Не могу смотреть. Отворачиваюсь.
Впереди молодой человек и высокая брюнетка целуются. В храме! Второй день подряд, без остановки! Но не нам их судить. Тем более не сейчас.
Поворачиваюсь назад.
Кто это?
Когда он появился?
Смотрит на меня. Молодой парень. Маленькая бородка. Серьга в левом ухе. Красные деревянные бусы на шее. Черная кофта с логотипом "Bоnzay records". Улыбается. Мне улыбается. Подмигивает.
Дрожь по коже. И тепло. Чувство защищенности.
Чувствую, как он нежно берет меня под локоть, как колется своей бородкой, шепча мне на ухо: "Все будет хорошо. Молись".
Молюсь. Еще усерднее.
Слышу за своей спиной его голос. Он уже не шепчет. Он кричит.
"Христос воскресе из мертвых, смертию смерть поправ и сущим во гробех живот даровав!"
Через несколько секунд из алтаря вываливается отец Николай и взволновано возвещает: "Христос воскрес"! Прихожане в один голос отвечают "Воистину Воскрес!". Людей охватывает всеобщее ликование. Слезы, смех, поцелуи, благодарность.
Чувствую, как церковь начинает трясти.
Что происходит?
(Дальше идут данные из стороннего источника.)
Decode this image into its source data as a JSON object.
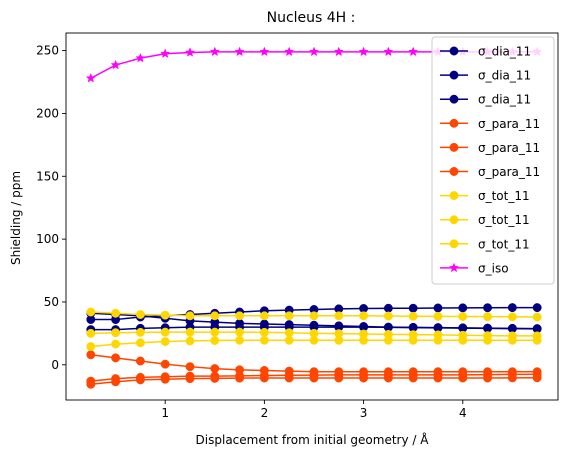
{
  "chart_data": {
    "type": "line",
    "title": "Nucleus 4H :",
    "xlabel": "Displacement from initial geometry / Å",
    "ylabel": "Shielding / ppm",
    "xlim": [
      0.0,
      4.96
    ],
    "ylim": [
      -28,
      264
    ],
    "xticks": [
      1,
      2,
      3,
      4
    ],
    "yticks": [
      0,
      50,
      100,
      150,
      200,
      250
    ],
    "grid": false,
    "legend_position": "top-right",
    "x": [
      0.25,
      0.5,
      0.75,
      1.0,
      1.25,
      1.5,
      1.75,
      2.0,
      2.25,
      2.5,
      2.75,
      3.0,
      3.25,
      3.5,
      3.75,
      4.0,
      4.25,
      4.5,
      4.75
    ],
    "series": [
      {
        "name": "σ_dia_11",
        "color": "#000080",
        "marker": "circle",
        "values": [
          36,
          36,
          38,
          39,
          40,
          41,
          42,
          43,
          43.5,
          44,
          44.5,
          44.8,
          45,
          45,
          45.2,
          45.3,
          45.4,
          45.5,
          45.5
        ]
      },
      {
        "name": "σ_dia_11",
        "color": "#000080",
        "marker": "circle",
        "values": [
          28,
          28,
          29,
          29.5,
          30,
          30,
          30,
          30,
          30,
          30,
          30,
          30,
          29.8,
          29.6,
          29.4,
          29.2,
          29,
          28.8,
          28.6
        ]
      },
      {
        "name": "σ_dia_11",
        "color": "#000080",
        "marker": "circle",
        "values": [
          41,
          40,
          39,
          37,
          35,
          34,
          33,
          32.5,
          32,
          31.5,
          31,
          30.5,
          30,
          29.8,
          29.6,
          29.4,
          29.2,
          29,
          28.8
        ]
      },
      {
        "name": "σ_para_11",
        "color": "#FF4500",
        "marker": "circle",
        "values": [
          8,
          5.5,
          3,
          0.5,
          -1.5,
          -3,
          -4,
          -4.5,
          -5,
          -5.5,
          -5.5,
          -5.5,
          -5.5,
          -5.5,
          -5.5,
          -5.5,
          -5.5,
          -5.5,
          -5.5
        ]
      },
      {
        "name": "σ_para_11",
        "color": "#FF4500",
        "marker": "circle",
        "values": [
          -13,
          -11,
          -10,
          -9.5,
          -9,
          -9,
          -8.8,
          -8.5,
          -8.3,
          -8.2,
          -8,
          -8,
          -8,
          -8,
          -8,
          -8,
          -7.8,
          -7.6,
          -7.5
        ]
      },
      {
        "name": "σ_para_11",
        "color": "#FF4500",
        "marker": "circle",
        "values": [
          -15.5,
          -13.5,
          -12,
          -11.5,
          -11,
          -10.8,
          -10.6,
          -10.5,
          -10.5,
          -10.5,
          -10.5,
          -10.5,
          -10.5,
          -10.5,
          -10.5,
          -10.5,
          -10.5,
          -10.4,
          -10.3
        ]
      },
      {
        "name": "σ_tot_11",
        "color": "#FFD700",
        "marker": "circle",
        "values": [
          42,
          41,
          40,
          39.5,
          39,
          39,
          39,
          39,
          39,
          39,
          39,
          39,
          38.8,
          38.6,
          38.5,
          38.4,
          38.3,
          38.2,
          38
        ]
      },
      {
        "name": "σ_tot_11",
        "color": "#FFD700",
        "marker": "circle",
        "values": [
          25,
          25.5,
          25.8,
          26,
          26,
          26,
          26,
          25.8,
          25.5,
          25,
          24.8,
          24.5,
          24.2,
          24,
          23.8,
          23.5,
          23.2,
          23,
          23
        ]
      },
      {
        "name": "σ_tot_11",
        "color": "#FFD700",
        "marker": "circle",
        "values": [
          14.5,
          16.5,
          17.5,
          18.5,
          19,
          19.3,
          19.5,
          19.5,
          19.5,
          19.5,
          19.5,
          19.5,
          19.5,
          19.5,
          19.5,
          19.5,
          19.5,
          19.5,
          19.5
        ]
      },
      {
        "name": "σ_iso",
        "color": "#FF00FF",
        "marker": "star",
        "values": [
          228,
          238.5,
          244,
          247.5,
          248.5,
          249,
          249,
          249,
          249,
          249,
          249,
          249,
          249,
          249,
          249,
          249,
          249,
          249,
          249
        ]
      }
    ]
  }
}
Поворачиваюсь я к стоящему за моей спиной парню.
Он снова тихо улыбается и отвечает: "взлетаем!", указывая пальцем вверх.
"Христос Воскрес" - говорит мне сосед-старичок. "Воистину" - отвечаю я, и чешу затылок.
Один из наркоманов поворачивается ко мне и тихо спрашивает, нет ли у меня немного раствора. Отвечаю, что нет. Наркоман пожимает плечами, начинает извиняться и пытается что-то вложить мне в руку. Приглядываюсь - кусочек пасочки.